In una scena di Ammore e Malavita si prende in giro Gomorra: “È una presa in giro di Gomorra e del gomorrismo, e di un certo tipo di giornalismo. Si tende a rappresentare Napoli come una città cupa e le Vele di Scampia sono diventati il simbolo di Napoli, invece, del suo splendido Golfo”.
Loving Pablo
Loving Pablo racconta la storia d’amore fra Pablo Escobar e Virginia Vallejo. Diretta da Fernando León de Aranoa ed è interpretato da Javier Bardem, anche produttore, e Penélope Cruz. Da anni l’attore spagnolo voleva interpretare il re dei Narcos:
“Una delle cose che m’interessava di più è capire che cosa ci fosse nella testa di questo personaggio, e in generale le persone che abitano questo pianeta. In questo caso un padre affettuoso e un uomo che aveva inflitto moltissimo dolore ad altri genitori, questa contraddizione tremenda mi sembra un punto interessante da approfondire. Tutto quello che mi arrivava era vuoto, ho aspettato molti anni per avere una lettura del personaggio che avesse tutti i colori di un essere umano. L’attore non giudica: Pablo Escobar e Adolf Hitler non sono arrivati su una navicella spaziale, sono stati cresciuti da famiglia, qualcosa li ha reso quello che sono”.
“È importante spiegare cosa succede, il perché succedono alcune cose, lo è in questo caso e anche in quello del Messico, dove oggi c’è una situazione ben peggiore rispetto alla Colombia di Escobar”, aggiunte l’attore spagnolo al Lido anche con mother!
L’altra protagonista è Virginia Vallejo, interpretata da Penélope Cruz: “L’ho conosciuta attraverso i video e volevo capire come funzionasse la sua testa: una donna che arriva ad amare Pablo. Il cinema non ha nessuna responsabilità, il mondo dei narcosi è attrattivo, ma anche il dolore è reale. Nel film vediamo Pablo attraverso gli occhi di Virginia, non sapeva di essere in pericolo, la sua vita è stata segnata per sempre da Pablo Escobar”.
È discutibile la scelta di recitare in inglese e non in spagnolo: “La lingua determina chi siamo, ma è un veicolo. Scrivere una storia e interpretarla non dipende dalla lingua in cui viene fatto. In Loving Pablo abbiamo usato anche moltissimi molti attori colombiani eccetto Javier e Penélope e abbiamo scelto di farli recitare in colombiano, ma l’obiettivo è parlare del film senza accento”.

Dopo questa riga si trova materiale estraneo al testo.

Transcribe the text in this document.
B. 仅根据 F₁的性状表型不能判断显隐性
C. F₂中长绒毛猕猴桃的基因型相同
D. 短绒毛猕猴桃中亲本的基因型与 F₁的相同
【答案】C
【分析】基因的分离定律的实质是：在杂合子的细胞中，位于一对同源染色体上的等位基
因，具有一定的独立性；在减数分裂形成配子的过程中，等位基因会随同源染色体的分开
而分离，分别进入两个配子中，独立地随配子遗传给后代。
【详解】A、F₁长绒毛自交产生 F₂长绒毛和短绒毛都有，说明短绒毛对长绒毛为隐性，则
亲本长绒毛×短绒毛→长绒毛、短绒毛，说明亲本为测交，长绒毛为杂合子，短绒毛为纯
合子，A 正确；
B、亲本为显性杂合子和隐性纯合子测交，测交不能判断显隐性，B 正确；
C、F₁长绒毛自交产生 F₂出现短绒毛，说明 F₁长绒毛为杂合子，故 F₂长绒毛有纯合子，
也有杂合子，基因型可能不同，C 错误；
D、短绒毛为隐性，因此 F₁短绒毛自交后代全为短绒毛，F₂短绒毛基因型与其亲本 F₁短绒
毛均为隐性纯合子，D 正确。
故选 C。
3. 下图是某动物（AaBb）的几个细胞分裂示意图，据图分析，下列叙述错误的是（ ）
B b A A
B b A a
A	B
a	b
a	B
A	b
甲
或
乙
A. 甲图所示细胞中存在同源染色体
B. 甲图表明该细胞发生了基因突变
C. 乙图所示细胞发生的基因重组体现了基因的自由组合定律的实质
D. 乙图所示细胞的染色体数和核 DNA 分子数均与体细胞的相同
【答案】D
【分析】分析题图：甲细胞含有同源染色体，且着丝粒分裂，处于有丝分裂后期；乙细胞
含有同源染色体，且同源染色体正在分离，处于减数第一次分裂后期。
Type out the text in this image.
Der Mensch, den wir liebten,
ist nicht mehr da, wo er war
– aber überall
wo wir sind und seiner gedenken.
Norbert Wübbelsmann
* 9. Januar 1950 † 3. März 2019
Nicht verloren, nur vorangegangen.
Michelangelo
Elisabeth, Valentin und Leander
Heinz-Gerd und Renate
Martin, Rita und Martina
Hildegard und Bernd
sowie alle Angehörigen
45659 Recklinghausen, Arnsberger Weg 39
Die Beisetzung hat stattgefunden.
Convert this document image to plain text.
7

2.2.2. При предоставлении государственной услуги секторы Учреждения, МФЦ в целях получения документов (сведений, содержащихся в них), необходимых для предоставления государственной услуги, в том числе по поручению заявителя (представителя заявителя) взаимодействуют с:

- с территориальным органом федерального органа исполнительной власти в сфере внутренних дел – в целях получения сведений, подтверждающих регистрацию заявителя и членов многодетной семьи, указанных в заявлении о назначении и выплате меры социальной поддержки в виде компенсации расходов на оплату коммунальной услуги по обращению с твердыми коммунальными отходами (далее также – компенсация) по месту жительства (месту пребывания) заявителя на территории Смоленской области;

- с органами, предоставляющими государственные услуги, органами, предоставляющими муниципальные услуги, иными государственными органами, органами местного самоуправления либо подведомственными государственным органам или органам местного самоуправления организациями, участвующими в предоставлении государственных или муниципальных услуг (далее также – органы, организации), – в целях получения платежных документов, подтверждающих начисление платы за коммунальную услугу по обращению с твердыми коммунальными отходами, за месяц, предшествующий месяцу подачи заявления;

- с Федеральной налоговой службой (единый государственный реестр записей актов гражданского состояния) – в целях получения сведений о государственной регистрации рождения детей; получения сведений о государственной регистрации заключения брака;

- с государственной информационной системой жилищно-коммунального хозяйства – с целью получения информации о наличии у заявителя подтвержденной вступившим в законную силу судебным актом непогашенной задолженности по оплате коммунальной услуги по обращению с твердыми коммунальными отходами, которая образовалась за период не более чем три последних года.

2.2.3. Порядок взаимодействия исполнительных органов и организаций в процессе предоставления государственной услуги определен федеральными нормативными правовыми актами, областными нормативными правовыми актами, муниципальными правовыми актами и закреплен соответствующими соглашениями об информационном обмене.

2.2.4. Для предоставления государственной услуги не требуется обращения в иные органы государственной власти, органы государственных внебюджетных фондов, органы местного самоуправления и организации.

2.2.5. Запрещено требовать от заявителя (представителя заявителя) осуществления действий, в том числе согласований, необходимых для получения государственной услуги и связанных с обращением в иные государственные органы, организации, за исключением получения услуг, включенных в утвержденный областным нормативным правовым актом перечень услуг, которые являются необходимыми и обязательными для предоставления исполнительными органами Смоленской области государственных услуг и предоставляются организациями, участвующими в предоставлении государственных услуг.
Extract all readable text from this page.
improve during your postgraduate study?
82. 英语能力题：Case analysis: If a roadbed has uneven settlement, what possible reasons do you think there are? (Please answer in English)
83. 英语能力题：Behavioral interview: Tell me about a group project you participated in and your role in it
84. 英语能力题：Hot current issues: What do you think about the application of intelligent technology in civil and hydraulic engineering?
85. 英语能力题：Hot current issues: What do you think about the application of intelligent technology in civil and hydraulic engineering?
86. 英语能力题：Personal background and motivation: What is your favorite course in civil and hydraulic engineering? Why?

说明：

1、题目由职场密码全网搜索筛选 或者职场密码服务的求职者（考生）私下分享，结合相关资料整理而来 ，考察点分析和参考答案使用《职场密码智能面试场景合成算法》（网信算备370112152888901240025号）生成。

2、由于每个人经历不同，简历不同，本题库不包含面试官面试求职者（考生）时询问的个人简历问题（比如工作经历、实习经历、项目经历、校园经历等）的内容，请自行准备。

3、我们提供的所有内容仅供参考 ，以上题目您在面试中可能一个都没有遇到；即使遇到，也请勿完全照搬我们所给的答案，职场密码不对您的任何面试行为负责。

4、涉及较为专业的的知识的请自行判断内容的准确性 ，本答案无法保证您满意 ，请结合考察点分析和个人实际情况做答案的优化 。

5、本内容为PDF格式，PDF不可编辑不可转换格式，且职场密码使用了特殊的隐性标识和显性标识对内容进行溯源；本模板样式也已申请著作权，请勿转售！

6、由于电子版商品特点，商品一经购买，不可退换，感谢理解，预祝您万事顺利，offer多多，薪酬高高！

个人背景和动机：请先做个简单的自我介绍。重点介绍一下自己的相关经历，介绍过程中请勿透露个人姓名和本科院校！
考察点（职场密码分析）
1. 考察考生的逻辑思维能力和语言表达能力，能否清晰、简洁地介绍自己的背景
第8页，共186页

Javier Bardem è anche produttore e ha spiegato: “Un film di un certo budget è difficile da realizzare in altre lingue che non siano inglese. Film come il Dottor Zivago o Antes Que Anochezca l’emozione va oltre la lingua in cui parlano due protagonisti. La lingua è un mero veicolo, certo è ideale girare un film nella propria lingua, ma bisogna chiedersi anche fin dove vuoi arrivare. Non penso che come attori, produttori e registi abbiamo lasciato qualcosa dietro”.
Penélope Cruz spiega, in inglese, che la lingua non è neanche un determinante rispetto alla classe di appartenenza: “Ci sono ricchi che parlano spagnolo e inglese”. “Parlano anche in accento colombiano e abbiamo girato nei luoghi storici: questo aggiunge autenticità al film”, aggiunge il regista León de Aranoa.
“Le location fedeli, la ricerca di autenticità è presente nel film, abbiamo girato in alcuni posti usati dalle equipe di ricerca di Bogotá”, ha aggiunto. Javier Bardem appare trasformato nel film: “Le trasformazioni non sono importanti, ma in questo caso il peso fisico è importante. Il peso era nei chili, c’erano costumi, trucco, più che avvicinarsi a lui mi dava l’idea aveva un presenza fisica, un carattere forte, questa contraddizione mi interessava”, ha spiegato Javier Bardem.
L’animale preferito di Pablo Escobar era l’ippopotamo, cosa ha imparato l’attore spagnolo dal re dei Narco: “Il mondo dei narcos ha una lettura pericolosa, bisogna studiare chi si sta appoggiando, è un tema importante ancora oggi”.